Myślę, że z biegiem czasu zacznę kumać co nieco dzięki społeczności tego forum, dzięki rozmowom z mechanikami, dzięki obserwowaniu fachowców przy pracy. Proszę mnie więc nie postrzegać jako kolesia, który ma fanaberię i po zakupie zabawki nie będzie nawet potrafił powiedzieć na jej temat nic konkretnego. Nie jest tak źle a na bank będzie lepiej.
tetsumaru napisał/a:
A wracając do tematu , to kolego RashbaNor.... jak chcesz kupić S2 to poprostu je kup , zrób i ciesz sie nim .

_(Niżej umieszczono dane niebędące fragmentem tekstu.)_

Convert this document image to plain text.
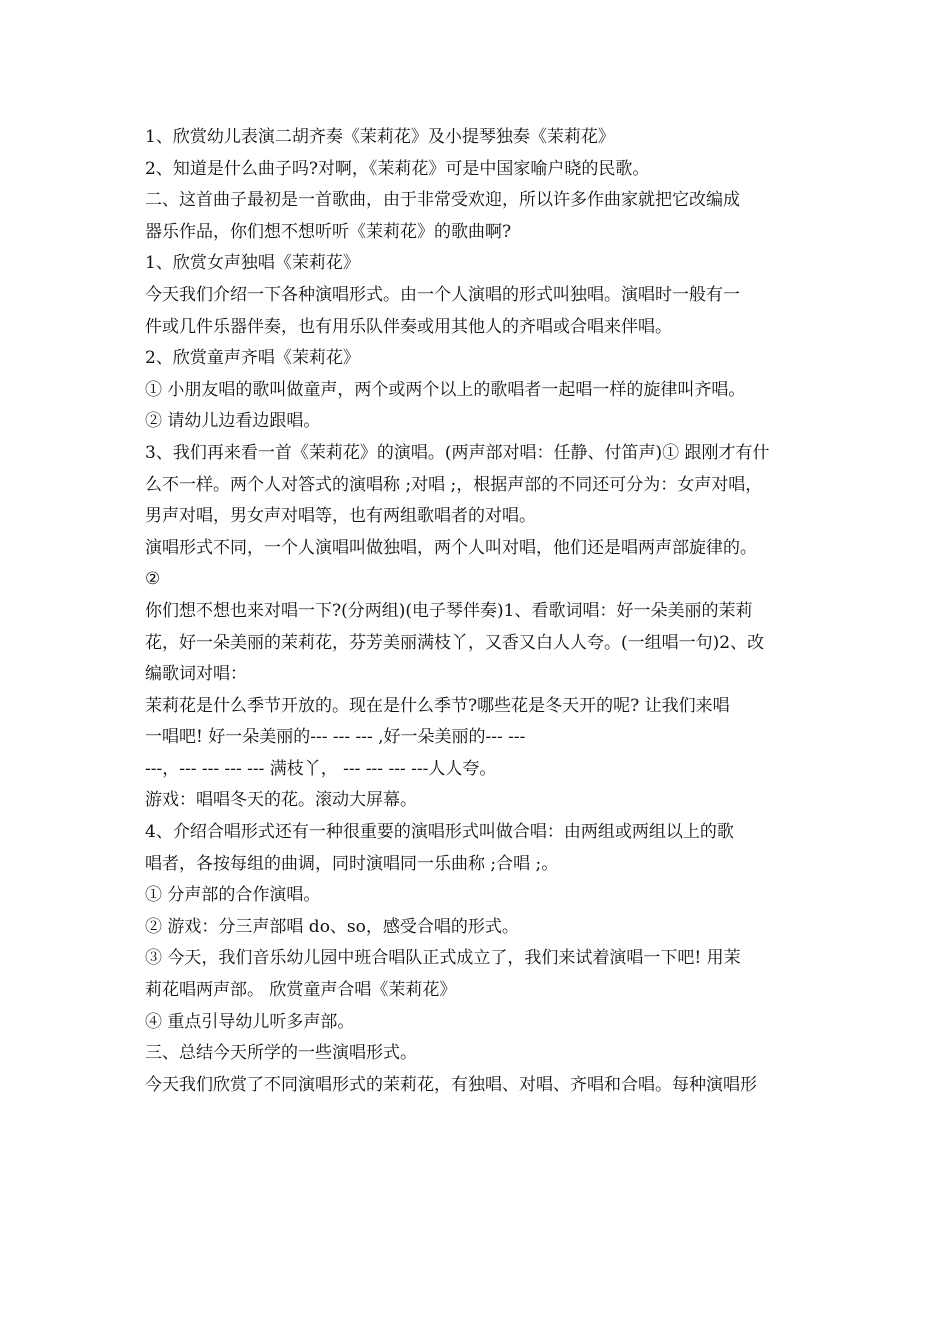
1、欣赏幼儿表演二胡齐奏《茉莉花》及小提琴独奏《茉莉花》
2、知道是什么曲子吗?对啊，《茉莉花》可是中国家喻户晓的民歌。
二、这首曲子最初是一首歌曲，由于非常受欢迎，所以许多作曲家就把它改编成
器乐作品，你们想不想听听《茉莉花》的歌曲啊?
1、欣赏女声独唱《茉莉花》
今天我们介绍一下各种演唱形式。由一个人演唱的形式叫独唱。演唱时一般有一
件或几件乐器伴奏，也有用乐队伴奏或用其他人的齐唱或合唱来伴唱。
2、欣赏童声齐唱《茉莉花》
① 小朋友唱的歌叫做童声，两个或两个以上的歌唱者一起唱一样的旋律叫齐唱。
② 请幼儿边看边跟唱。
3、我们再来看一首《茉莉花》的演唱。(两声部对唱：任静、付笛声)① 跟刚才有什
么不一样。两个人对答式的演唱称 ;对唱 ;，根据声部的不同还可分为：女声对唱，
男声对唱，男女声对唱等，也有两组歌唱者的对唱。
演唱形式不同，一个人演唱叫做独唱，两个人叫对唱，他们还是唱两声部旋律的。
②
你们想不想也来对唱一下?(分两组)(电子琴伴奏)1、看歌词唱：好一朵美丽的茉莉
花，好一朵美丽的茉莉花，芬芳美丽满枝丫，又香又白人人夸。(一组唱一句)2、改
编歌词对唱：
茉莉花是什么季节开放的。现在是什么季节?哪些花是冬天开的呢? 让我们来唱
一唱吧! 好一朵美丽的--- --- --- ,好一朵美丽的--- ---
---，--- --- --- --- 满枝丫， --- --- --- ---人人夸。
游戏：唱唱冬天的花。滚动大屏幕。
4、介绍合唱形式还有一种很重要的演唱形式叫做合唱：由两组或两组以上的歌
唱者，各按每组的曲调，同时演唱同一乐曲称 ;合唱 ;。
① 分声部的合作演唱。
② 游戏：分三声部唱 do、so，感受合唱的形式。
③ 今天，我们音乐幼儿园中班合唱队正式成立了，我们来试着演唱一下吧! 用茉
莉花唱两声部。 欣赏童声合唱《茉莉花》
④ 重点引导幼儿听多声部。
三、总结今天所学的一些演唱形式。
今天我们欣赏了不同演唱形式的茉莉花，有独唱、对唱、齐唱和合唱。每种演唱形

Dzięki, taki mam zamiar i czynię spore postępy w tym kierunku.
Cyryl napisał/a:
Tak czy inaczej ośmielę się wskazać pewną prawidłowość:
jeśli ktoś remontuje *utrzymuje przy życiu* swoje porsche "na druta", półśrodkami i generalnie po najmniejszej linii oporu, to raczej nie ujawnia się z tym, również raczej nie należy czynnie do naszej społeczności. (...) A Czyje ręce tego dokonają do już inny problem
Tu się zgodzę w całej rozciągłości. Mieszkam w Warszawie i nie raz widywałem 944 w takim stanie, że człowieka krew zalewa. Raz zdarzyło mi się nawet poczekać na właściciela "zmęczonej" S-ki bo stwierdziłem, że spróbuję odkupić i uratować auto. Niestety koleś okazał się stylizowanym na hipstera 40-parolatkiem, który nie mógł z zewnątrz otwierać drzwi kierowcy i ciągnął za klamkę od środka włażąc do samochodu od strony pasażera. Pan bardzo niegrzecznie dał mi do zrozumienia, że nie ma ochoty na rozmowę po czym z trudem odpalił samochód i wytoczył się z parkingu. Nie ma wątpliwości, że tego typu ludzie nie zaglądają na to forum i nie doceniają wyjątkowości auta, którym jeżdżą.
Innym razem, z kolei, zostałem przyłapany na parkingu przez członka tego forum na tym jak komorą trzaskam zdjęcia jego 944. To jest akurat wesoła historia z fajnym 944 w tle i nie pasuje za bardzo do tego wątku.
Tak czy siak, gwarantuję że jestem prawdziwym fanem 944. Druciarstwo to dla mnie straszliwa zbrodnia więc bez obaw - samochód, który dostanie się w moje tłuste łapska będzie funkcjonował w naprawdę komfortowych warunkach. |
|
Autor |
RE: [K] Porsche 944 S2 |
Lajka
Użytkownik
Postów: 1284
Miejscowość: Jakieś takieś
Data rejestracji: 13.07.08 |
Dodane dnia 30-06-2013 23:38 |
|
|
a ja się nie zgodzę, choć wiem że z automatu wyląduje na czarnej liście - mowa choćby o białym 944 tetsumaru.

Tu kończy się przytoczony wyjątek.